Baltimore has long been plagued by high rates of homicide, with guns playing an important role. The city has implemented several law enforcement and public health strategies designed to reduce shootings. In addition to hot spot policing targeting illegal guns, the report examined:
- Drug law enforcement and the community effects of increases or decreases in arrests for illegal drug possession or distribution
- Ceasefire, a group violence intervention program that aims to identify and deter individuals and groups tied to gun violence
- Safe Streets Baltimore, a public health program that provides mentors and role models for those at greatest risk for involvement in gun violence
For their study, the researchers used data obtained from the Baltimore Police Department, the Baltimore Health Department, and Open Baltimore, a citywide public information database. Major drug busts were identified by systematic searches of news stories from local media outlets, including The Baltimore Sun, to estimate each intervention’s effects.
Contrary to the positive effects found for policing programs targeting guns and gun offenders, policing activities focusing exclusively on drug offenses did not lead to lasting protective effects on homicides. In fact, the most direct measures of Baltimore Police Department’s drug law enforcement provide evidence that these arrests were more likely to spur more gun violence than to reduce it. Although surges in arrests for illegal drug distribution within an area may reduce violence for one or two months, there appears to be violence-generating effects up to a year after these surges in drug arrests. Higher numbers of shootings also tend to follow increases in arrests for illegal drug possession.
“The findings on drug arrests aren’t entirely surprising, as published evidence to date provides little evidence that common policing approaches to drug law enforcement are effective in reducing violent crime,” Webster says. “We did, however, find that major drug busts in Baltimore that typically involve coordinated efforts with state and federal prosecutors and tend to target individuals and groups believed to be behind a lot of gun violence were associated with a 25 percent reduction in shootings within the areas affected during the six months following the busts. This suggests that drug law enforcement is most effective in reducing gun violence when it is highly focused on the most violent individuals.”
The researchers found that the group intervention program, Ceasefire, was not associated with any change in the number of homicides and nonfatal shootings in the areas where the program was active.
Safe Streets Baltimore was associated with a 12 to 13 percent reduction in nonfatal shootings; however, the reduction was not significant. Site-specific analyses revealed that the site in Cherry Hill, a neighborhood in South Baltimore, led to a significant reduction—39 percent—in homicides. Earlier evaluations of the program revealed more robust program effects through 2013.

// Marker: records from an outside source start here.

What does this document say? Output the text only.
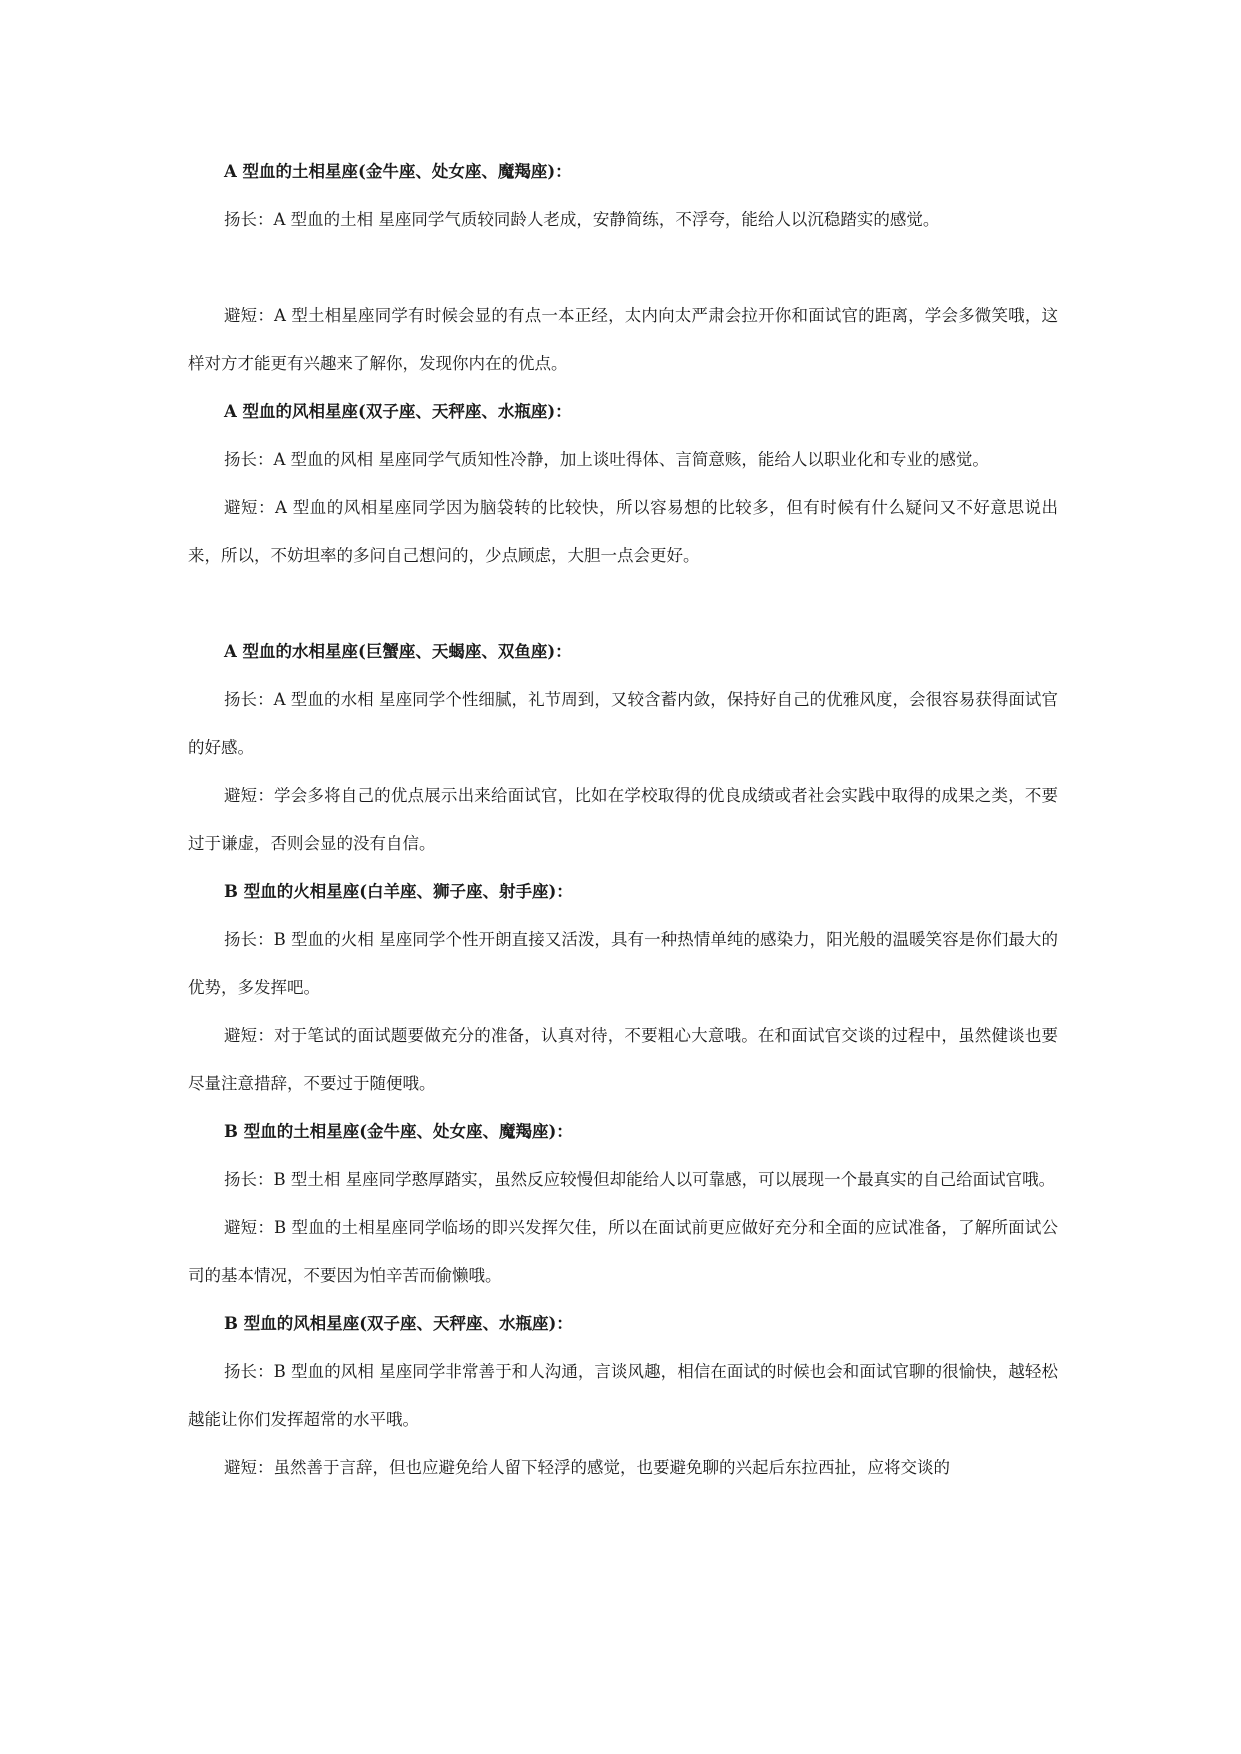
A 型血的土相星座(金牛座、处女座、魔羯座)：

扬长：A 型血的土相 星座同学气质较同龄人老成，安静简练，不浮夸，能给人以沉稳踏实的感觉。

避短：A 型土相星座同学有时候会显的有点一本正经，太内向太严肃会拉开你和面试官的距离，学会多微笑哦，这样对方才能更有兴趣来了解你，发现你内在的优点。

A 型血的风相星座(双子座、天秤座、水瓶座)：

扬长：A 型血的风相 星座同学气质知性冷静，加上谈吐得体、言简意赅，能给人以职业化和专业的感觉。

避短：A 型血的风相星座同学因为脑袋转的比较快，所以容易想的比较多，但有时候有什么疑问又不好意思说出来，所以，不妨坦率的多问自己想问的，少点顾虑，大胆一点会更好。

A 型血的水相星座(巨蟹座、天蝎座、双鱼座)：

扬长：A 型血的水相 星座同学个性细腻，礼节周到，又较含蓄内敛，保持好自己的优雅风度，会很容易获得面试官的好感。

避短：学会多将自己的优点展示出来给面试官，比如在学校取得的优良成绩或者社会实践中取得的成果之类，不要过于谦虚，否则会显的没有自信。

B 型血的火相星座(白羊座、狮子座、射手座)：

扬长：B 型血的火相 星座同学个性开朗直接又活泼，具有一种热情单纯的感染力，阳光般的温暖笑容是你们最大的优势，多发挥吧。

避短：对于笔试的面试题要做充分的准备，认真对待，不要粗心大意哦。在和面试官交谈的过程中，虽然健谈也要尽量注意措辞，不要过于随便哦。

B 型血的土相星座(金牛座、处女座、魔羯座)：

扬长：B 型土相 星座同学憨厚踏实，虽然反应较慢但却能给人以可靠感，可以展现一个最真实的自己给面试官哦。

避短：B 型血的土相星座同学临场的即兴发挥欠佳，所以在面试前更应做好充分和全面的应试准备，了解所面试公司的基本情况，不要因为怕辛苦而偷懒哦。

B 型血的风相星座(双子座、天秤座、水瓶座)：

扬长：B 型血的风相 星座同学非常善于和人沟通，言谈风趣，相信在面试的时候也会和面试官聊的很愉快，越轻松越能让你们发挥超常的水平哦。

避短：虽然善于言辞，但也应避免给人留下轻浮的感觉，也要避免聊的兴起后东拉西扯，应将交谈的
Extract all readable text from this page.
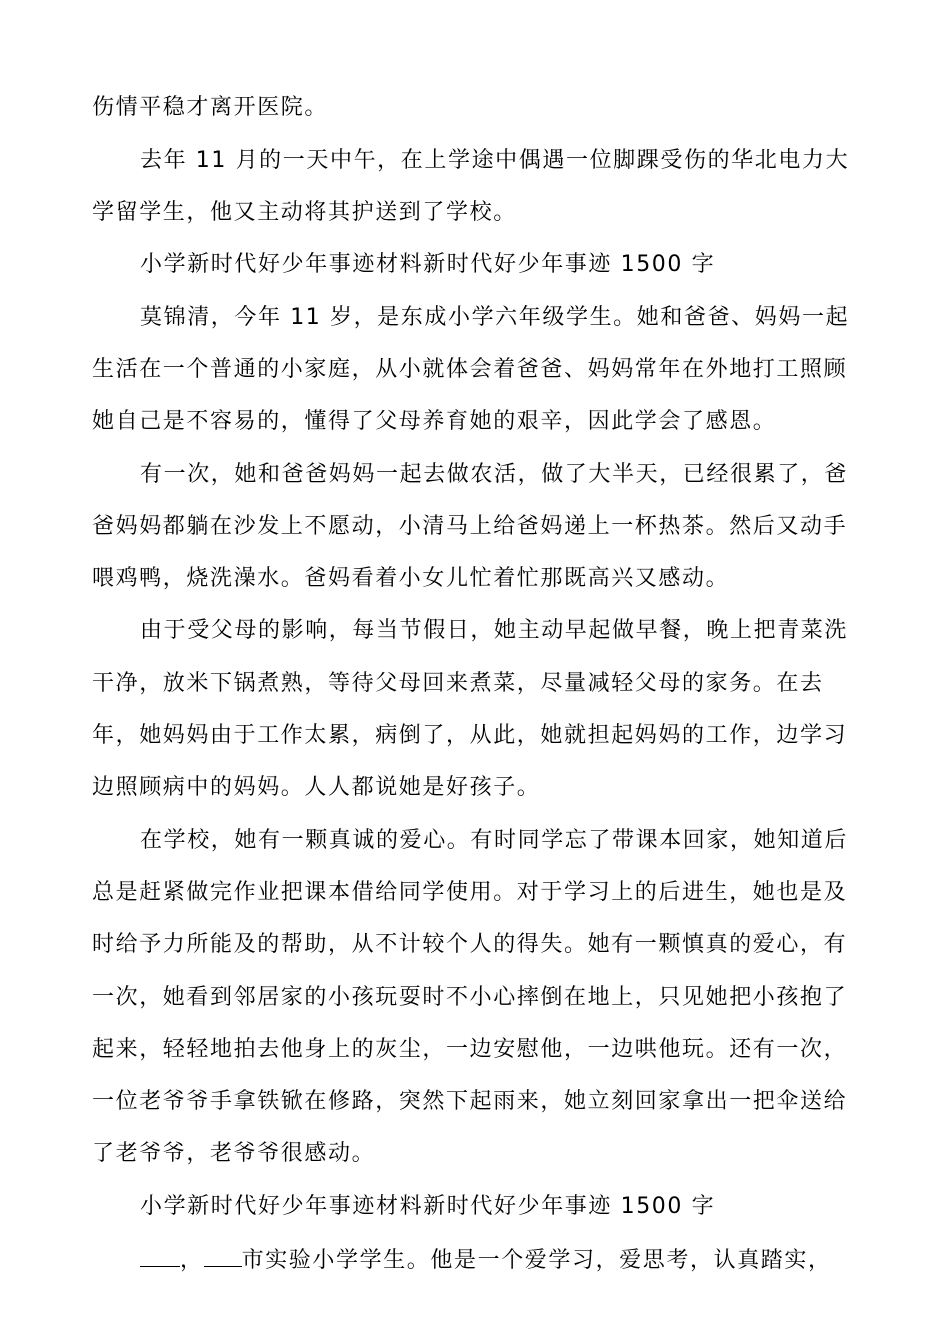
伤情平稳才离开医院。
去年 11 月的一天中午，在上学途中偶遇一位脚踝受伤的华北电力大
学留学生，他又主动将其护送到了学校。
小学新时代好少年事迹材料新时代好少年事迹 1500 字
莫锦清，今年 11 岁，是东成小学六年级学生。她和爸爸、妈妈一起
生活在一个普通的小家庭，从小就体会着爸爸、妈妈常年在外地打工照顾
她自己是不容易的，懂得了父母养育她的艰辛，因此学会了感恩。
有一次，她和爸爸妈妈一起去做农活，做了大半天，已经很累了，爸
爸妈妈都躺在沙发上不愿动，小清马上给爸妈递上一杯热茶。然后又动手
喂鸡鸭，烧洗澡水。爸妈看着小女儿忙着忙那既高兴又感动。
由于受父母的影响，每当节假日，她主动早起做早餐，晚上把青菜洗
干净，放米下锅煮熟，等待父母回来煮菜，尽量减轻父母的家务。在去
年，她妈妈由于工作太累，病倒了，从此，她就担起妈妈的工作，边学习
边照顾病中的妈妈。人人都说她是好孩子。
在学校，她有一颗真诚的爱心。有时同学忘了带课本回家，她知道后
总是赶紧做完作业把课本借给同学使用。对于学习上的后进生，她也是及
时给予力所能及的帮助，从不计较个人的得失。她有一颗慎真的爱心，有
一次，她看到邻居家的小孩玩耍时不小心摔倒在地上，只见她把小孩抱了
起来，轻轻地拍去他身上的灰尘，一边安慰他，一边哄他玩。还有一次，
一位老爷爷手拿铁锨在修路，突然下起雨来，她立刻回家拿出一把伞送给
了老爷爷，老爷爷很感动。
小学新时代好少年事迹材料新时代好少年事迹 1500 字
， 市实验小学学生。他是一个爱学习，爱思考，认真踏实，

“The historic rates of gun violence that Baltimore has experienced during the past three years and the large number of these shootings in which perpetrators are not brought to justice likely leave Safe Streets workers with many more potentially lethal conflicts than they are able to manage with available resources,” Webster says. “I believe with increased commitment, resources, and collaboration with other community organizations, these programs could produce the same kind of meaningful reductions in gun violence in Baltimore that they have produced in other cities.”